Um genau einen Rang nach vorne gegenüber dem Lauf in Fürth rückte ich beim Deutschlandcup im saarländischen Homburg. Der Veranstalter hatte die Strecke trotz des vorangegangenen Schnees gut geräumt und eine liebevolle Veranstaltung gemacht. Nach dem Start hielt sich das Stevens- Team zunächst zurück, in der zweiten Runde attackierte ich. Nur Jens konnte mir folgen und gemeinsam mit ihm bestritt ich das gesamte Rennen, allerdings fuhren wir nicht ganz Vollgas, um noch auf Johannes zu warten. Dieser kam zunächst auch allein, nach einem Malheur mit einem überrundeten Fahrer aber gemeinsam mit Philip Walzleben. Dieser witterte Morgenluft auf seinen ersten Sieg und ich konnte ihn auch bei meiner Attacke zwei Runden vor Schluß nicht abschütteln. Im Schlußspurt fehlte mir dann aufgrund des Rennens an der Spitze und des intensiven Trainings in der Vorwoche die Kraft und ich wurde Zweiter.

Starker Dritter in Fürth

12.12.2005

Gut zu liegen scheint mir das Rennen und die Strecke in Fürth.
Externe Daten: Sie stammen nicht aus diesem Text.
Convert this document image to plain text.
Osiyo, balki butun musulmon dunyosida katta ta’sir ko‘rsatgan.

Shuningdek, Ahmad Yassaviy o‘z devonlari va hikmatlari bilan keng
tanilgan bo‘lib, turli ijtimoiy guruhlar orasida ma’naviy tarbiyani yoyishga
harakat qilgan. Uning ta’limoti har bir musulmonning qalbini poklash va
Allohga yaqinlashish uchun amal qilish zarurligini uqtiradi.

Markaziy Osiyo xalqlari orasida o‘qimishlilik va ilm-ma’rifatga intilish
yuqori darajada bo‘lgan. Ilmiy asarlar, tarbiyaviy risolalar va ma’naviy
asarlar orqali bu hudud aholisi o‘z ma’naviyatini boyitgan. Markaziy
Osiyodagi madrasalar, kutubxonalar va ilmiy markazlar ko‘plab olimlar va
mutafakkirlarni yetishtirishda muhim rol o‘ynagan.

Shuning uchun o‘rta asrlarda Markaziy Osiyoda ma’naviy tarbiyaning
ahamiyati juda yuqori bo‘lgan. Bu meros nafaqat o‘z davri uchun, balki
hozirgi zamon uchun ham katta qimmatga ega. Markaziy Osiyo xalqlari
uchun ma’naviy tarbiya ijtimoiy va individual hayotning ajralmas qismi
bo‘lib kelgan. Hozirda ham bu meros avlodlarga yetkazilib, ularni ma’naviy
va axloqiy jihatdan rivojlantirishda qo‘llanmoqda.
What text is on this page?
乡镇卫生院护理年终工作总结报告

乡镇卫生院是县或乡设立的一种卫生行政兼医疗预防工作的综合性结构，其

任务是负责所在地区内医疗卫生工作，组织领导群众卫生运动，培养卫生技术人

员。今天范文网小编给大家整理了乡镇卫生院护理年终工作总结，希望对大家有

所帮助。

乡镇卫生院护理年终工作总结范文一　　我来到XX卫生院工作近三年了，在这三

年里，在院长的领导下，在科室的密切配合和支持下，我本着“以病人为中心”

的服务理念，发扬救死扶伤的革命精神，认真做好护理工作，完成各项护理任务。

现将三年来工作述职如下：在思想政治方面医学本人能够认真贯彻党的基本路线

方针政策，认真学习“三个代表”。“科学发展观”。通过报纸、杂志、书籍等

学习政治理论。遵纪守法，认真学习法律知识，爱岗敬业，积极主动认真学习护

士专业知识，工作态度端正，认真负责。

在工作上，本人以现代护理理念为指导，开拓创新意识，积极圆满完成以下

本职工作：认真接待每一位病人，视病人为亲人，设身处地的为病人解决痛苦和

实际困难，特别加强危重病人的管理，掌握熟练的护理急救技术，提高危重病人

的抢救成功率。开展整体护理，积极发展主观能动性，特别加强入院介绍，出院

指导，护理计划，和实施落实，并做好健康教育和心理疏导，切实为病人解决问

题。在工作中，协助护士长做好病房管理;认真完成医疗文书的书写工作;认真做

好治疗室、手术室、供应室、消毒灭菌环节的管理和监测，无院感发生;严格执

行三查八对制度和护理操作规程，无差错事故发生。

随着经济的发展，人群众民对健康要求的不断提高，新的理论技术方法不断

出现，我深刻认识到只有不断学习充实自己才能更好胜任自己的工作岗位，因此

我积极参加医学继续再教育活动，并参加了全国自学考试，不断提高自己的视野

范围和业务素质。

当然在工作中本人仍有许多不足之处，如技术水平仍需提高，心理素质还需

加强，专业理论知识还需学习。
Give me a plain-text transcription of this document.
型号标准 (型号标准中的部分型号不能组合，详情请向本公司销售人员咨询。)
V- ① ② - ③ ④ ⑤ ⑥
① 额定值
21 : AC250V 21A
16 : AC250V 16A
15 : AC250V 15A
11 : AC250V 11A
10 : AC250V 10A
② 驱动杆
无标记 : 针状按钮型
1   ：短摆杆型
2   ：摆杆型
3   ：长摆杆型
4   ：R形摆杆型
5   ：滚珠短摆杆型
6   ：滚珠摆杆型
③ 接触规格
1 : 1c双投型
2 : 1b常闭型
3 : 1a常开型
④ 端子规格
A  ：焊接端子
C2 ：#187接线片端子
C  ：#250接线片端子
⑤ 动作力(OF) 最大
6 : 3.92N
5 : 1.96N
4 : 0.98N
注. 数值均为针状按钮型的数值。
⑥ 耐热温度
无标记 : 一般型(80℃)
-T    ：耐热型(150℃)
Im letzten Jahr wurde ich dort bei schwächerer Konkurrenz Zweiter, in diesem Jahr gelang mir ein dritter Rang. Die Runde war knochentrocken, kein Sandkorn blieb am Rad kleben. Mit dem Tchechen Zdenek Mlynar war sogar ein Weltcupsieger am Start sowie viele deutsche Topfahrer. Gleich nach dem Start versuchte Mlynar Reißaus zu nehmen, konnte aber der Stevens-Armada nicht entkommen. Es bildete sich kurzzeitig eine Spitzengruppe mit Mlynar, Johannes Sickmüller und mir. Dann machte Johannes das Tempo. Später kam Jens Schwedler zusammen mit Phillip Walzleben von hinten, Jens attackierte und fuhr einen guten Vorsprung heraus. Nur Mlynar konnte anfangs folgen, Johannes, Phillip und ich bildeten dann die Verfolgergruppe. Aus dieser Gruppe heraus griff ich dann sechs Runden vor Schluß an und Johannes hielt mir den Rücken frei. Von Walzleben gehetzt musste ich bis ins Ziel ein hohes Tempo durchfahren und wurde Dritter.